Besserung nicht in Sicht

Der Begriff »blutige Entlassungen« ist verbunden mit dem Fallpauschalensystem, das Verdi wegen der Fehlanreize ablehnt. Er steht für die Gefahr, aus Kostengründen nach Hause geschickt zu werden, obwohl der Heilungsprozess noch nicht abgeschlossen ist. Deutsche Kliniken werden seit 2003 pro Fall bezahlt. So kann es passieren, dass sie von einer vorzeitigen Entlassung mehrfach profitieren. Nämlich dann, wenn der oder die Betroffene erneut ins Krankenhaus eingeliefert wird. »Das könnte sich finanziell lohnen«, sagt Gewerkschafter Dzewas-Rehm. Er wolle der Uniklinik aber nichts dergleichen unterstellen.

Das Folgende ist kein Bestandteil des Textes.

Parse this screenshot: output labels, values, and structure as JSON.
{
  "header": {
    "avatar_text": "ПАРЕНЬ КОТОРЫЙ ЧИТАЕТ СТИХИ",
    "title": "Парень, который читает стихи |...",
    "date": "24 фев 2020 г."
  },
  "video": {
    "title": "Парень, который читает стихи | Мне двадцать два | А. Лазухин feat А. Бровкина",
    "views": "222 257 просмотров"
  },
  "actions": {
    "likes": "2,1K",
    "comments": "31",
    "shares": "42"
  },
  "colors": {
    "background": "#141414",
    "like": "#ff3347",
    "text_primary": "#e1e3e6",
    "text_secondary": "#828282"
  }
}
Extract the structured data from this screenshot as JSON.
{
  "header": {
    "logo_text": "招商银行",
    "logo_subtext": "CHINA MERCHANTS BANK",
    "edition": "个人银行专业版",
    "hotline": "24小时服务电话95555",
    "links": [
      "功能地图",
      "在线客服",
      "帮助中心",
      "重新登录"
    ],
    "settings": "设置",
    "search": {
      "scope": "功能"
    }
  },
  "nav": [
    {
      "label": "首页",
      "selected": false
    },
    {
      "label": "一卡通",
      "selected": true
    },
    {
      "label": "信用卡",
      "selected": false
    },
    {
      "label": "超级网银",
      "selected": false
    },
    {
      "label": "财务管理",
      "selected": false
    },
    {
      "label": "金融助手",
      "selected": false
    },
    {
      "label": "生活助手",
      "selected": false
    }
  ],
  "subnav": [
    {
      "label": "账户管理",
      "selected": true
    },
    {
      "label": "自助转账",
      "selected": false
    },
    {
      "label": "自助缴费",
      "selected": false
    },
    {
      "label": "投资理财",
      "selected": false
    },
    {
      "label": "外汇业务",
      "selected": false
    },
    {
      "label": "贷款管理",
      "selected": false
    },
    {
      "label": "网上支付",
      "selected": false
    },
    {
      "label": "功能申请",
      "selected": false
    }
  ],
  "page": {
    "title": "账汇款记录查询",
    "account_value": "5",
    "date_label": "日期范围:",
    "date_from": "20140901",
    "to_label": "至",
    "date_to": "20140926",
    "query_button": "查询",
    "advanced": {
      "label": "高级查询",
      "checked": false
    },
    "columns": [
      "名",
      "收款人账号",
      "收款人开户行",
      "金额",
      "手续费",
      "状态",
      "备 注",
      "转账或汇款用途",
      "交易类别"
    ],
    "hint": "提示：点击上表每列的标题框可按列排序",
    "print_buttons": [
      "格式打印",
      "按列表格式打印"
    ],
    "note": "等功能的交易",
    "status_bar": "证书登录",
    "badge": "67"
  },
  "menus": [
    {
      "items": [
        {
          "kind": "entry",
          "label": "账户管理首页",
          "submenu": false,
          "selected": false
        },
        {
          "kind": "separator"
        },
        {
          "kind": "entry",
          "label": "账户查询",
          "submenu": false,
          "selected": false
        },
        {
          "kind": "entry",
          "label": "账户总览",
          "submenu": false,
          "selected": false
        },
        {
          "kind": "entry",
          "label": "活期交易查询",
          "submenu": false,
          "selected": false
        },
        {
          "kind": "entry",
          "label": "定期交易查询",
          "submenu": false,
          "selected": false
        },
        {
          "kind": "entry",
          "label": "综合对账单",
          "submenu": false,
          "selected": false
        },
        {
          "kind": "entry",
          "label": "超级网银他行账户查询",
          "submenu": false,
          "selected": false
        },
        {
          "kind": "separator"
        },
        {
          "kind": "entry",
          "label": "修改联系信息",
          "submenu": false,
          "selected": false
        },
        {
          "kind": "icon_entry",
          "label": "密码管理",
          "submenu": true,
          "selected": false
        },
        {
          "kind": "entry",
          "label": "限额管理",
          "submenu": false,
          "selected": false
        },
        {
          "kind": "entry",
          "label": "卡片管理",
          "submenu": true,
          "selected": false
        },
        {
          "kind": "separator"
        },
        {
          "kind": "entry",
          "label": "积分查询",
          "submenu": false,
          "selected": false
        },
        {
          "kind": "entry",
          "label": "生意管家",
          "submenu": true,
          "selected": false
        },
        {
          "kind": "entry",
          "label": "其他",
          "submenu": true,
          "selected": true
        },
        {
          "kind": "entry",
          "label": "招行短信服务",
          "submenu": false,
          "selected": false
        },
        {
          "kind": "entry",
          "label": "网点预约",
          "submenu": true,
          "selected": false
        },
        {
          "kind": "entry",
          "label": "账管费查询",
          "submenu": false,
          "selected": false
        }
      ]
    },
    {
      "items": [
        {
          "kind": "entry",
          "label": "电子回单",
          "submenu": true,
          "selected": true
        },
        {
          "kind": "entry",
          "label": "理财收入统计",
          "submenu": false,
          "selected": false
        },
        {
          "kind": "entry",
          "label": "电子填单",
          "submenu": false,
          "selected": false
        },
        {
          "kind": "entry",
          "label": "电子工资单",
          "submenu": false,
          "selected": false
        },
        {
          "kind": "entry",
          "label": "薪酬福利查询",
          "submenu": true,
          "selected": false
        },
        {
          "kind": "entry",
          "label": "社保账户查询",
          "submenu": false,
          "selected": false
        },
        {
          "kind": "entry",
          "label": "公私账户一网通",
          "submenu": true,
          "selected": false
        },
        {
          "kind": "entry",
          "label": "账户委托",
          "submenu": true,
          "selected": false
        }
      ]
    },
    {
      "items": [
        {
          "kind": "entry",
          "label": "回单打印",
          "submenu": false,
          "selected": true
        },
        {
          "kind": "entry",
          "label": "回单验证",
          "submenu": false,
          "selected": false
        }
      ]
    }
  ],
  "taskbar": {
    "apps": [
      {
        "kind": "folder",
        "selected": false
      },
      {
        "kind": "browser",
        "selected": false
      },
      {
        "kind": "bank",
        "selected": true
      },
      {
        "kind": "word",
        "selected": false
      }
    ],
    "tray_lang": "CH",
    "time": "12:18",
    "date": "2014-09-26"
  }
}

»Alle haben wohl schon bemerkt, dass es am Uniklinikum nicht mehr richtig rundläuft«, heißt es im Brief der Ärztegenossenschaft. »Die Lage scheint sehr angespannt.« Eine Besserung in den nächsten Monaten sei nicht in Sicht. Man könne einwenden, »dass noch blutigere Entlassungen eine Zumutung sind«. Doch langes Warten auf Behandlungstermine und »völliges Auslaugen des Klinikpersonals« seien es auch. »Im Sinne unserer Patientinnen und Patienten und aus Solidarität mit den Pflegekräften sollten wir für einen überschaubaren Zeitraum diesen Mehraufwand übernehmen.«

Auch die Kassenärztliche Vereinigung Hessen (KVH) sieht frühzeitige Entlassungen kritisch. »Weil damit Patienten in der Regel in einem Zustand entlassen werden, der dies noch nicht zulässt beziehungsweise eine engmaschige Kontrolle nötig macht, die die Niedergelassenen im normalen Praxisbetrieb nicht leisten können«, sagt Pressesprecher Karl Roth. Der KVH sei nicht bekannt, dass Kliniken derlei planen.

Gesellschaft spricht von Einzelfall

Das müsse ein Einzelfall sein, teilte die hessische Krankenhausgesellschaft mit. »Unsere Krankenhäuser kommen selbst in schwierigen Zeiten ihren Verpflichtungen nach und werden dies auch weiterhin tun.« Auch weitere Gesundheitsbereiche seien stark belastet, »vor allem der ambulante Versorgungsbereich«.

Eine Stellungnahme der Uniklinik lag bis Redaktionsschluss nicht vor.